2. Perusahaan Pemakai Langsung adalah perusahaan yang telah memiliki izin usaha yang mengimpor Barang Modal Bukan Baru untuk keperluan proses produksinya atau
digunakan sendiri oleh perusahaan untuk keperluan lainnya tidak dalam proses produksi.
3. Perusahaan Rekondisi adalah perusahaan yang telah memiliki izin usaha industri rekondisi untuk memproses Barang Modal Bukan Baru menjadi produk akhir untuk tujuan ekspor atau memenuhi pesanan Perusahaan Pemakai Langsung dalam negeri.

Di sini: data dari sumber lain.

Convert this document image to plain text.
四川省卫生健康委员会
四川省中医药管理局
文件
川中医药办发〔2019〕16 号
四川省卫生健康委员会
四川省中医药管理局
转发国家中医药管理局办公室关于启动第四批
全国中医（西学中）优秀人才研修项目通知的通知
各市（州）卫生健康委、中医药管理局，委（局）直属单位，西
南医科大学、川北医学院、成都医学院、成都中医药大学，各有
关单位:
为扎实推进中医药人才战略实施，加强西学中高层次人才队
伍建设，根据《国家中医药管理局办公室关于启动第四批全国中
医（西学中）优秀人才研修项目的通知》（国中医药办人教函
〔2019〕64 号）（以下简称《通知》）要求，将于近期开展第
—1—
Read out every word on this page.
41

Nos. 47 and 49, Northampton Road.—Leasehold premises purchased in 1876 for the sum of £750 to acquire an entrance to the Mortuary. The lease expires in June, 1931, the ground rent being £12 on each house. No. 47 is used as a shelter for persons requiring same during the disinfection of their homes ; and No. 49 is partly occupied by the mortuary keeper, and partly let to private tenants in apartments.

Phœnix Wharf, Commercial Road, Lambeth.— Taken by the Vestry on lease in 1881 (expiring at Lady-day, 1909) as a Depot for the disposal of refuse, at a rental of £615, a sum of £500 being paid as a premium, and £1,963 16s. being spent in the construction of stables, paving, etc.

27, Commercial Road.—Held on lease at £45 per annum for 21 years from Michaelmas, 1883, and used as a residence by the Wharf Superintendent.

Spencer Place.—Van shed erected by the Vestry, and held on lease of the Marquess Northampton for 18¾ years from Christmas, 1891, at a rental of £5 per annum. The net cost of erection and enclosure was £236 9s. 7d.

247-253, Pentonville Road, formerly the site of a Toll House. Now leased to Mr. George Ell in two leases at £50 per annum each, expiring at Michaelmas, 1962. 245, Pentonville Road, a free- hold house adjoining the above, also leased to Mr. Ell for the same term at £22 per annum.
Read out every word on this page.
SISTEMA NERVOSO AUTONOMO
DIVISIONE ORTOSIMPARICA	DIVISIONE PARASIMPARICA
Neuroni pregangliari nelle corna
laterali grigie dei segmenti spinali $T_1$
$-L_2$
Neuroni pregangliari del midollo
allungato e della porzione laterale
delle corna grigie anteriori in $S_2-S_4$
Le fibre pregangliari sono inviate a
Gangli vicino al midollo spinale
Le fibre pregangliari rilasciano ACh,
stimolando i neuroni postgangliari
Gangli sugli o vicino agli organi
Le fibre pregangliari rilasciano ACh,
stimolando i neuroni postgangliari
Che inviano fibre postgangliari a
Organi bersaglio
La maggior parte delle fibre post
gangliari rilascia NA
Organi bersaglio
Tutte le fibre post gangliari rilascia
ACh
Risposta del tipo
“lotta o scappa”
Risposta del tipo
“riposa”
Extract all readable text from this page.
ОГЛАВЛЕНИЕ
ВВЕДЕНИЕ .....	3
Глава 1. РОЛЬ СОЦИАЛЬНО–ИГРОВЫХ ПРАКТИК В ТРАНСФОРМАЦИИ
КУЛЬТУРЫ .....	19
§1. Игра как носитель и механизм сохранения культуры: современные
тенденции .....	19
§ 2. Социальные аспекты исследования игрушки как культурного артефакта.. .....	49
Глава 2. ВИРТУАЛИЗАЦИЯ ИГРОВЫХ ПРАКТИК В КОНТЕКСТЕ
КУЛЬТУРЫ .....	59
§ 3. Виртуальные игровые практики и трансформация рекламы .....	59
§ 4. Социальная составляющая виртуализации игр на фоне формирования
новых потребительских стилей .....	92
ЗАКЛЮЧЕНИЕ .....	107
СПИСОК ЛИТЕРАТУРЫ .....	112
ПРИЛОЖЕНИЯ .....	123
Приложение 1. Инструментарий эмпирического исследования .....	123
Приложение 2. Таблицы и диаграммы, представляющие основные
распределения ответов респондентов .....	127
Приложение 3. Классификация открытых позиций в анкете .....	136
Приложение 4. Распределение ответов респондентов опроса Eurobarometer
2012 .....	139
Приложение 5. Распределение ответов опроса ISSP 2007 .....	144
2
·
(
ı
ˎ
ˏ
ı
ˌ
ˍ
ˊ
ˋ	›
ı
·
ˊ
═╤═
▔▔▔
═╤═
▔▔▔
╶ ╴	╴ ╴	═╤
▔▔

4. Perusahaan Remanukfakturing adalah perusahaan yang telah memiliki izin usaha industri remanufakturing untuk memproses Barang Modal Bukan Baru menjadi produk akhir untuk tujuan ekspor atau memenuhi pesanan Perusahaan Pemakai Langsung dalam negeri.
5. Perusahaan Penyedia Peralatan Kesehatan adalah perusahaan yang telah memiliki izin usaha untuk dapat mengimpor Barang Modal Bukan Baru yang mengandung sumber radiasi pengion untuk keperluan pelayanan medis.
6. Izin Usaha adalah izin yang diberikan kepada industri/perusahaan untuk melakukan kegiatan usaha yang dikeluarkan oleh instansi berwenang sesuai dengan ketentuan peraturan. perundangundangan.
7. Surveyor adalah perusahaan survey yang mendapat otorisasi untuk melakukan pemeriksaan teknis impor Barang Modal Bukan Baru.
8. Menteri adalah menteri yang menyelenggarakan urusan pemerintahan di bidang perdagangan.
9. Direktur Jenderal adalah Direktur Jenderal Perdagangan Luar Negeri, Kementerian Perdagangan.
10. Direktur adalah Direktur Impor, Direktorat Jenderal Perdagangan Luar Negeri, Kementerian Perdagangan.